Q: how is life? A: mamafufu mamafufu

Friday May 02, 2008



it was a sunny saturday afternoon in the campus of school of software at dalian university of technology. over 400 graduate and undergraduate students gathered in a packed lecture hall for a 4-hour information exchange session known as the sun tech day. some of the students were bused from the main campus 50 kilometers away for this sun university touring event.

i was in beijing for other businesses and was invited to give a talk to kick off this event. i also took the opportunity and met with faculty members, school administrative leaders and students. the focus of the event was on opensolaris. michael cui discussed software system serviceability in solaris environment and touched on best practices and enabling technologies such as sunmc, fma, dtrace and jmx. william xue discussed the sun studio integrated development environment for solaris and linux. fiona duan talked about opensolaris installation and project indiana. the interactions and feedbacks on these sessions were overwhelmingly well and encouraging.

as for my session, i tried something different this time which i have never done before. after i walked up to the podium while waiting for my slides to be projected, i introduced myself in mandarin chinese to fill the time gap. and i decided to continue my session in mandarin instead of in english as i originally planned. speaking mandarin is a stretch for me specially when it comes to business or technical terms and conversations. english would be my language of choice for this type of setting and cantonese would be my second choice.

my one-hour session went by very quickly with good interactions and Q&A. although i may never know for sure whether my messages would come across better or worse for the audience if i delivered in english instead, there is one thing i know for sure - i felt a lot more closer with the audience and i glad i did.
Comments:

That's very cool, for you to deliver in Mandarin.
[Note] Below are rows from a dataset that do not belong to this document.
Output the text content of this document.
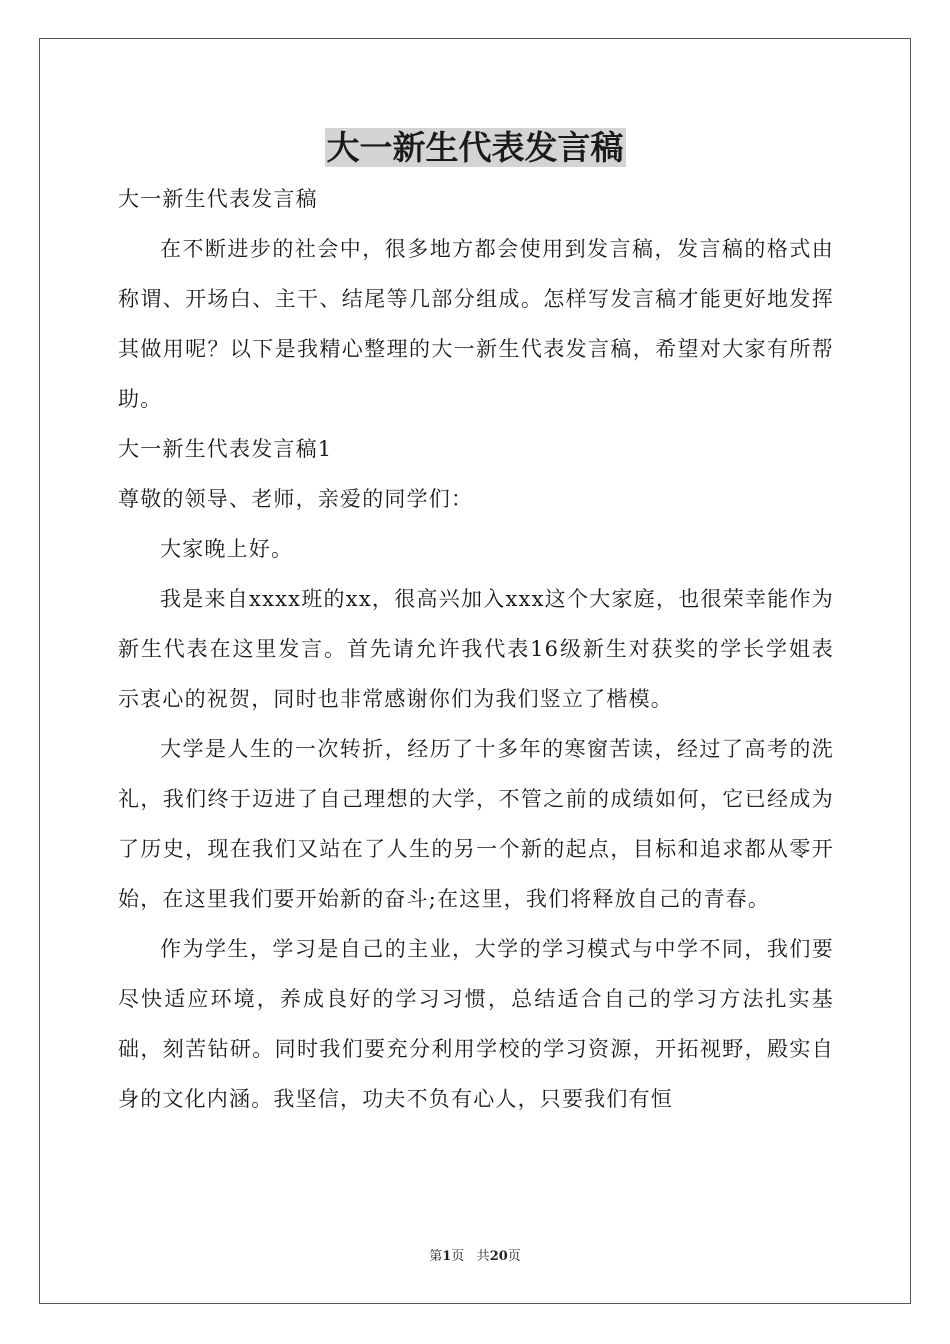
大一新生代表发言稿

大一新生代表发言稿

在不断进步的社会中，很多地方都会使用到发言稿，发言稿的格式由称谓、开场白、主干、结尾等几部分组成。怎样写发言稿才能更好地发挥其做用呢？以下是我精心整理的大一新生代表发言稿，希望对大家有所帮助。

大一新生代表发言稿1

尊敬的领导、老师，亲爱的同学们：

大家晚上好。

我是来自xxxx班的xx，很高兴加入xxx这个大家庭，也很荣幸能作为新生代表在这里发言。首先请允许我代表16级新生对获奖的学长学姐表示衷心的祝贺，同时也非常感谢你们为我们竖立了楷模。

大学是人生的一次转折，经历了十多年的寒窗苦读，经过了高考的洗礼，我们终于迈进了自己理想的大学，不管之前的成绩如何，它已经成为了历史，现在我们又站在了人生的另一个新的起点，目标和追求都从零开始，在这里我们要开始新的奋斗;在这里，我们将释放自己的青春。

作为学生，学习是自己的主业，大学的学习模式与中学不同，我们要尽快适应环境，养成良好的学习习惯，总结适合自己的学习方法扎实基础，刻苦钻研。同时我们要充分利用学校的学习资源，开拓视野，殿实自身的文化内涵。我坚信，功夫不负有心人，只要我们有恒

第1页 共20页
I think you found some terminologies challenging. Other than that, you probably won the hearts of the audience.

Posted by Sin-Yaw Wang on May 02, 2008 at 08:36 PM EDT #

Hi Andy, i just noticed your blog here.

I would like to say: "Thank you" firstly. Then go to reply your concern: "i may never know for sure whether my messages would come across better or worse for the audience if i delivered in english instead"

From the communication with students after the event, they were so excited to hear from your message in Chinese plus a bit English. That was a fresh experience to most of them. In fact, they preferred to listen to Chinese presentation. So back to your concern, they thought you were so nice to them and liked you a lot.

Pls join us more often into these events if it is possible.